Ma era solo una creazione della sua mente. Tutto quel panorama non poteva che essere figlio dell’indolenza di Consuelo. Certo Rodolfo non brillava certo per intraprendenza ma… ora Consuelo poteva e doveva fare affidamento solo su se stessa. Poi il suo risveglio avrebbe svegliato anche lui.

Era solo un complice, morbidamente accucciato su una poltrona.

 

Consuelo lo guardò.

 

Com’era cambiato. Il tempo aveva scavato solchi preofondi sui loro volti e sulle loro vite.

Eppure, incrociando il suo sguardo nel riflesso della finestra, non aveva potuto fare a meno di notare un guizzo di gioventù che sprizzava indomito dal suo viso.

Il germoglio del lora rapporto era acnora lì. Non si era gelato nella neve. Non era secco. Era rimasto ibernato. Ma non era nadato perduto.
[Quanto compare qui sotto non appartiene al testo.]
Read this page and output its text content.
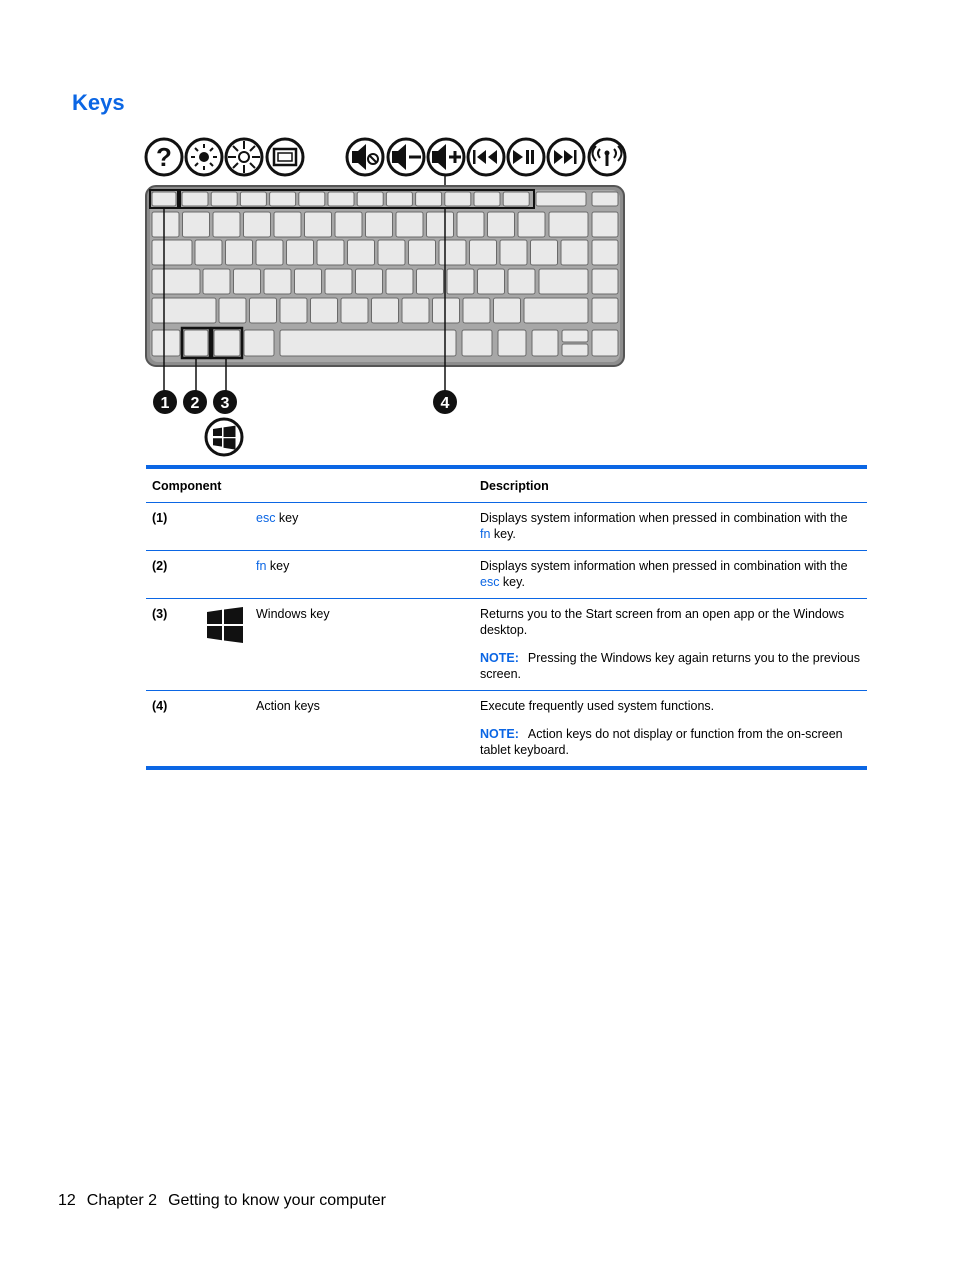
Keys
?
1 2 3	4
Component			Description
(1)		esc key	Displays system information when pressed in combination with the fn key.

(2)		fn key	Displays system information when pressed in combination with the esc key.

(3)		Windows key	Returns you to the Start screen from an open app or the Windows desktop.

NOTE: Pressing the Windows key again returns you to the previous screen.

(4)		Action keys	Execute frequently used system functions.

NOTE: Action keys do not display or function from the on-screen tablet keyboard.

12 Chapter 2 Getting to know your computer
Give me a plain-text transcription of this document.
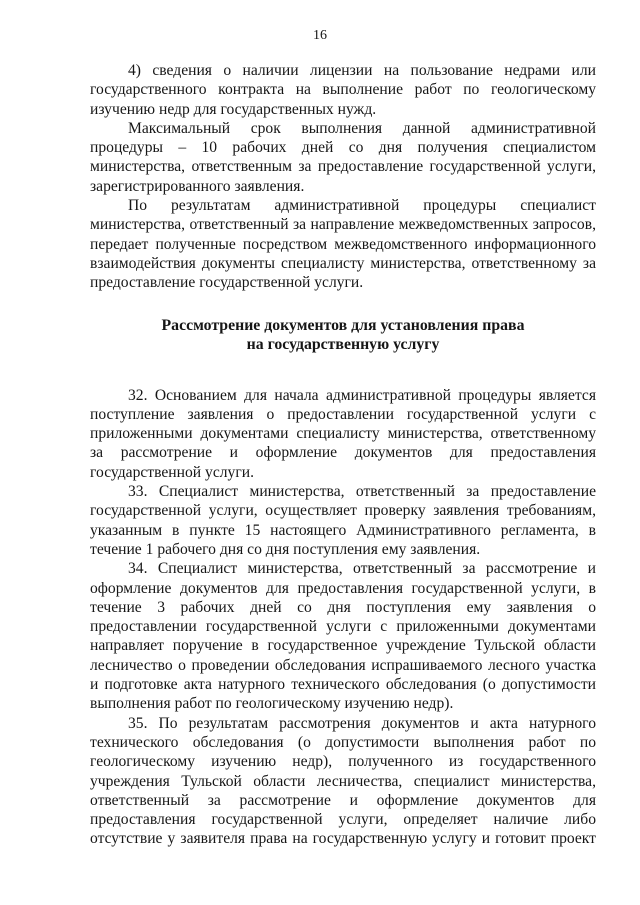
16

4) сведения о наличии лицензии на пользование недрами или государственного контракта на выполнение работ по геологическому изучению недр для государственных нужд.

Максимальный срок выполнения данной административной процедуры – 10 рабочих дней со дня получения специалистом министерства, ответственным за предоставление государственной услуги, зарегистрированного заявления.

По результатам административной процедуры специалист министерства, ответственный за направление межведомственных запросов, передает полученные посредством межведомственного информационного взаимодействия документы специалисту министерства, ответственному за предоставление государственной услуги.

Рассмотрение документов для установления права
на государственную услугу

32. Основанием для начала административной процедуры является поступление заявления о предоставлении государственной услуги с приложенными документами специалисту министерства, ответственному за рассмотрение и оформление документов для предоставления государственной услуги.

33. Специалист министерства, ответственный за предоставление государственной услуги, осуществляет проверку заявления требованиям, указанным в пункте 15 настоящего Административного регламента, в течение 1 рабочего дня со дня поступления ему заявления.

34. Специалист министерства, ответственный за рассмотрение и оформление документов для предоставления государственной услуги, в течение 3 рабочих дней со дня поступления ему заявления о предоставлении государственной услуги с приложенными документами направляет поручение в государственное учреждение Тульской области лесничество о проведении обследования испрашиваемого лесного участка и подготовке акта натурного технического обследования (о допустимости выполнения работ по геологическому изучению недр).

35. По результатам рассмотрения документов и акта натурного технического обследования (о допустимости выполнения работ по геологическому изучению недр), полученного из государственного учреждения Тульской области лесничества, специалист министерства, ответственный за рассмотрение и оформление документов для предоставления государственной услуги, определяет наличие либо отсутствие у заявителя права на государственную услугу и готовит проект
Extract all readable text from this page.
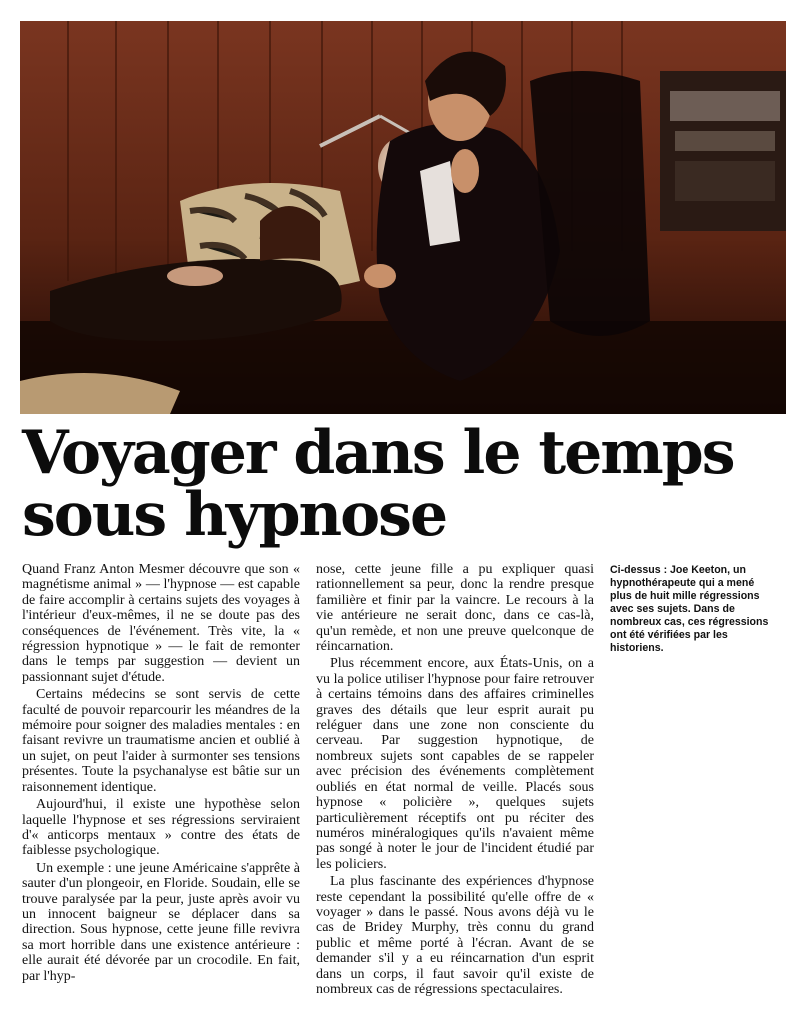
Voyager dans le temps
sous hypnose

Quand Franz Anton Mesmer découvre que son « magnétisme animal » — l'hypnose — est capable de faire accomplir à certains sujets des voyages à l'intérieur d'eux-mêmes, il ne se doute pas des conséquences de l'événement. Très vite, la « régression hypnotique » — le fait de remonter dans le temps par suggestion — devient un passionnant sujet d'étude.

Certains médecins se sont servis de cette faculté de pouvoir reparcourir les méandres de la mémoire pour soigner des maladies mentales : en faisant revivre un traumatisme ancien et oublié à un sujet, on peut l'aider à surmonter ses tensions présentes. Toute la psychanalyse est bâtie sur un raisonnement identique.

Aujourd'hui, il existe une hypothèse selon laquelle l'hypnose et ses régressions serviraient d'« anticorps mentaux » contre des états de faiblesse psychologique.

Un exemple : une jeune Américaine s'apprête à sauter d'un plongeoir, en Floride. Soudain, elle se trouve paralysée par la peur, juste après avoir vu un innocent baigneur se déplacer dans sa direction. Sous hypnose, cette jeune fille revivra sa mort horrible dans une existence antérieure : elle aurait été dévorée par un crocodile. En fait, par l'hyp-

nose, cette jeune fille a pu expliquer quasi rationnellement sa peur, donc la rendre presque familière et finir par la vaincre. Le recours à la vie antérieure ne serait donc, dans ce cas-là, qu'un remède, et non une preuve quelconque de réincarnation.

Plus récemment encore, aux États-Unis, on a vu la police utiliser l'hypnose pour faire retrouver à certains témoins dans des affaires criminelles graves des détails que leur esprit aurait pu reléguer dans une zone non consciente du cerveau. Par suggestion hypnotique, de nombreux sujets sont capables de se rappeler avec précision des événements complètement oubliés en état normal de veille. Placés sous hypnose « policière », quelques sujets particulièrement réceptifs ont pu réciter des numéros minéralogiques qu'ils n'avaient même pas songé à noter le jour de l'incident étudié par les policiers.

La plus fascinante des expériences d'hypnose reste cependant la possibilité qu'elle offre de « voyager » dans le passé. Nous avons déjà vu le cas de Bridey Murphy, très connu du grand public et même porté à l'écran. Avant de se demander s'il y a eu réincarnation d'un esprit dans un corps, il faut savoir qu'il existe de nombreux cas de régressions spectaculaires.

Ci-dessus : Joe Keeton, un hypnothérapeute qui a mené plus de huit mille régressions avec ses sujets. Dans de nombreux cas, ces régressions ont été vérifiées par les historiens.
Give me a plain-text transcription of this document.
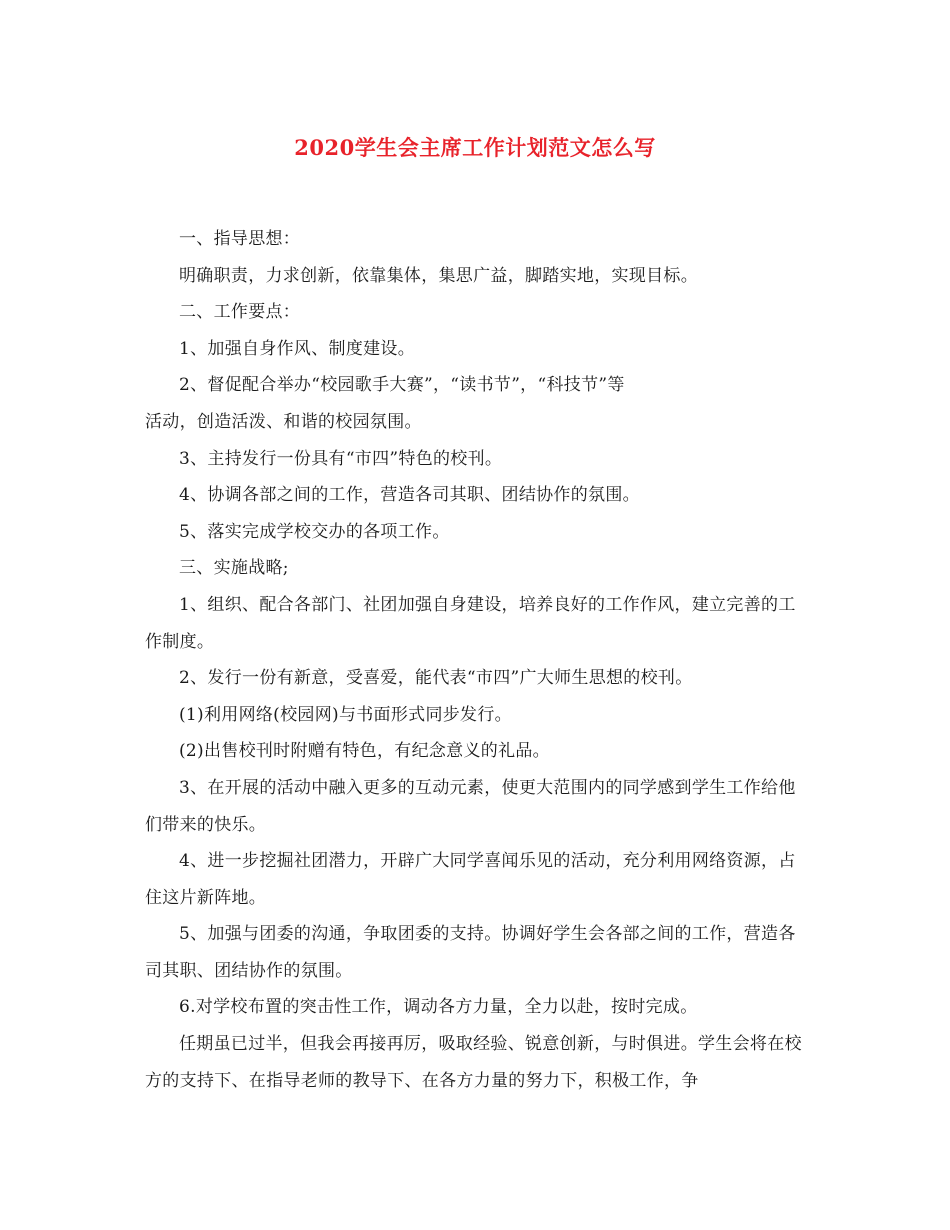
2020学生会主席工作计划范文怎么写

一、指导思想：

明确职责，力求创新，依靠集体，集思广益，脚踏实地，实现目标。

二、工作要点：

1、加强自身作风、制度建设。

2、督促配合举办“校园歌手大赛”，“读书节”，“科技节”等

活动，创造活泼、和谐的校园氛围。

3、主持发行一份具有“市四”特色的校刊。

4、协调各部之间的工作，营造各司其职、团结协作的氛围。

5、落实完成学校交办的各项工作。

三、实施战略;

1、组织、配合各部门、社团加强自身建设，培养良好的工作作风，建立完善的工作制度。

2、发行一份有新意，受喜爱，能代表“市四”广大师生思想的校刊。

(1)利用网络(校园网)与书面形式同步发行。

(2)出售校刊时附赠有特色，有纪念意义的礼品。

3、在开展的活动中融入更多的互动元素，使更大范围内的同学感到学生工作给他们带来的快乐。

4、进一步挖掘社团潜力，开辟广大同学喜闻乐见的活动，充分利用网络资源，占住这片新阵地。

5、加强与团委的沟通，争取团委的支持。协调好学生会各部之间的工作，营造各司其职、团结协作的氛围。

6.对学校布置的突击性工作，调动各方力量，全力以赴，按时完成。

任期虽已过半，但我会再接再厉，吸取经验、锐意创新，与时俱进。学生会将在校方的支持下、在指导老师的教导下、在各方力量的努力下，积极工作，争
Si, era quella la profonda intuizione di Consuelo. Era quello il filo che legava il presente al passato e al futuro. Lei ci credeva, non come in una fede messianica, quanto come una percezione nitida, precisa, che poco aveva della speranza e molto della certezza. E, quando si tratta di sondare il cuore di una relazione, dove gli intrecci, le responsabilità, le sensibilità dell’uno e dell’altra tendono a confondersi come in una giungla inviolata, una percezione di quel tipo aveva dell’irreale, dell’utopico, dell’impossibile.

Eppure lei sapeva che non si sarebbe accontentata di nulla di meno.

Voleva una vita a colori.

Se i colori dell’alba di un nuovo giorno fossero stati inconciliabili con la realtà, avrebbe affrontato i toni cupi della tempesta, senza più retrocedere.

 

L’amava ancora?

 

Questa era una domanda che tornava ciclicamente nelle sue riflessioni.

In genere la guardava come avrebbe fatto con un animale esotico e sconosciuto e la lasciava lì, nell’archivio delle domande irrisolte.

 

Ma il tempo era maturo. Anzi per lei era stava lentamente scadendo.